Je m’adresse à l’un ou à l’autre. Quelques fois ils se taisent ensemble. Quelques fois il y en a un qui ne dit rien, simplement, et l’autre est seul à se taire.

S’ils sont deux à ne rien dire c’est qu’il ne m’ont pas entendue.
Parce que se taire et ne rien dire sont deux choses différentes.

Je leur apporte des fleurs ou une chanson que j’aime, mais je vaux pas une morte ou une disparue. Et les jours ou je ne viens pas je me dis que peut-être ce jour là ils m’auraient écoutée, entendue, ouvert.

Mais encore et encore, tout doucement, je frappe. De l’autre côté de la porte j’entends marcher, j’entends les bruits étouffés de leur conversation.


*


A droite, quand il est entré dans la chambre de Rogojine, il a vu une colonne de marbre, et dessus un pot de fleurs, du réséda peut-être, malgré la saison déjà froide. Il a failli les renverser. Peu de temps avant, il avait déjà cassé un vase précieux. Pourtant on lui avait demandé de faire attention. Il a eu si peur que ses jambes se sont mises à trembler.

Il a été obligé de s’asseoir.

Sur son visage tout blanc la transpiration trace des rivières brillantes. On dirait qu’il meurt quand il ferme les yeux tant il est pâle.


*


C’était un vendredi matin.
Les mouches volaient heureuses
Dans l’air odorant et froid
Sur la neige bleuie de sa joue
La lumière dessine de jeunes arbres
Elle est lisse comme la pierre
Ils posent leurs mains sur son pied
Qui dépasse en bas de sa robe

Il dit j’aimais ses pieds. Ses pieds étaient gentils, pas comme elle.
Je pouvais parler avec ses pieds, ils ne mordaient pas.
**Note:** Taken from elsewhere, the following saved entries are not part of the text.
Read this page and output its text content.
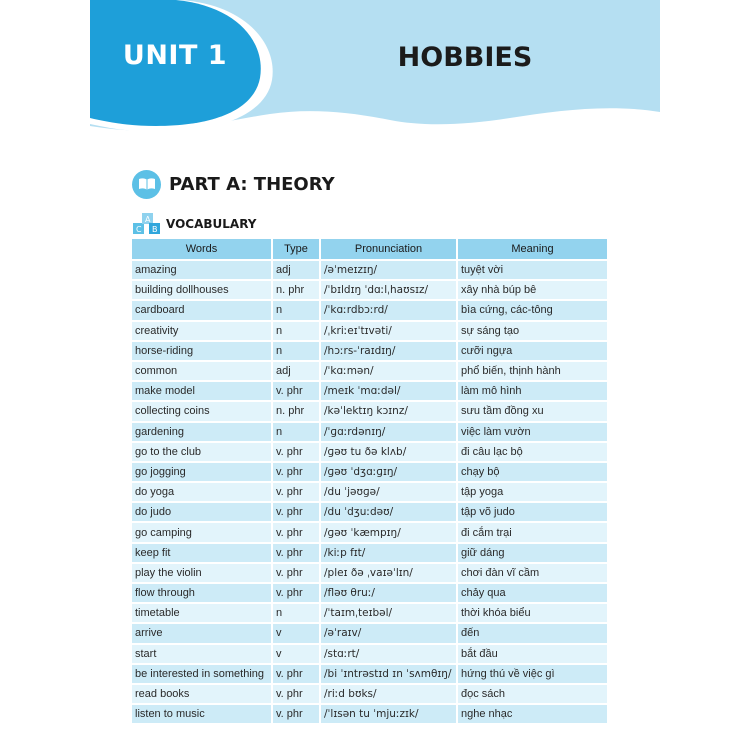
UNIT 1	HOBBIES
PART A: THEORY
C
A
B VOCABULARY
Words	Type	Pronunciation	Meaning
amazing	adj	/əˈmeɪzɪŋ/	tuyệt vời
building dollhouses	n. phr	/ˈbɪldɪŋ ˈdɑːlˌhaʊsɪz/	xây nhà búp bê
cardboard	n	/ˈkɑːrdbɔːrd/	bìa cứng, các-tông
creativity	n	/ˌkriːeɪˈtɪvəti/	sự sáng tạo
horse-riding	n	/hɔːrs-ˈraɪdɪŋ/	cưỡi ngựa
common	adj	/ˈkɑːmən/	phổ biến, thịnh hành
make model	v. phr	/meɪk ˈmɑːdəl/	làm mô hình
collecting coins	n. phr	/kəˈlektɪŋ kɔɪnz/	sưu tầm đồng xu
gardening	n	/ˈɡɑːrdənɪŋ/	việc làm vườn
go to the club	v. phr	/ɡəʊ tu ðə klʌb/	đi câu lạc bộ
go jogging	v. phr	/ɡəʊ ˈdʒɑːɡɪŋ/	chạy bộ
do yoga	v. phr	/du ˈjəʊɡə/	tập yoga
do judo	v. phr	/du ˈdʒuːdəʊ/	tập võ judo
go camping	v. phr	/ɡəʊ ˈkæmpɪŋ/	đi cắm trại
keep fit	v. phr	/kiːp fɪt/	giữ dáng
play the violin	v. phr	/pleɪ ðə ˌvaɪəˈlɪn/	chơi đàn vĩ cầm
flow through	v. phr	/fləʊ θruː/	chảy qua
timetable	n	/ˈtaɪmˌteɪbəl/	thời khóa biểu
arrive	v	/əˈraɪv/	đến
start	v	/stɑːrt/	bắt đầu
be interested in something	v. phr	/bi ˈɪntrəstɪd ɪn ˈsʌmθɪŋ/	hứng thú về việc gì
read books	v. phr	/riːd bʊks/	đọc sách
listen to music	v. phr	/ˈlɪsən tu ˈmjuːzɪk/	nghe nhạc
Les ongles aussi deviennent bleus.


*


Ils chantent un cantique
Ils inventent un office des morts

Alleluja

Un vent léger bouge les rideaux

Alleluja

Ils n’ont pas encore pleuré
Ils ont posé une icône au pied du lit


*


Elle avait enlevé ses chaussures dans les escaliers et elle tenait sa robe à deux mains. Pour ne pas faire de bruit.

Le froissement de ses jupes éclate dans leur mémoire en fanfare orgueilleuse.

La fanfare triste des mouches cogne aux fenêtres fermées.


*


Ils ont froid. Ils ont mis des couvertures sur leurs épaules.
Leurs cheveux sont comme l’herbe fanée et leur barbe
a poussé pendant la nuit

Mais il sont beaux comme des enfants
appuyés l’un contre l’autre
attendant


*


Rogojine c’est aussi le grand Zampano

Parfione Zampano Rogojine

Quel cirque.

Le cœur athlétique sait prendre les coups.

Rogo, l’athlète, il s’en remet.

D’ailleurs c’était plutôt le ventre.


*


Le dernier livre qu’elle a lu, c’est Madame Bovary.
Et ce n’est pas une blague.

Le livre doit être dans la poche du Prince, puisqu’il l’a emporté. Ou il l’a posé sur un guéridon pour être à l’aise, pour pouvoir mettre ses mains dans ses poches.

Leur conversation est comme un chemin de pluie, boueux, pénible à la marche.

Ils se distribuent des médailles d’endurance.


*


On ne peut pas vivre plus fort.

La gloire d’être fou appartient au plus tendre.
Un certain docteur Schneider, ou une doctoresse du même nom (prononcez schnèdre) a essayé de le soigner

Mais on ne guérit pas de vivre si absolument


*


Ils pensent qu’elle était belle
et que c’est un bienfait et un crime

Ils pensent qu’ils l’ont aimée
et que c’était une joie et une douleur

Ils pensent qu’elle est morte
que c’est bien et que c’est dommage aussi


*


Ils font comme s’ils n’y pensaient plus
ou comme s’ils ne pensaient qu’à ça


*


Hélène Sturm • La chambre de Rogojine (I-02)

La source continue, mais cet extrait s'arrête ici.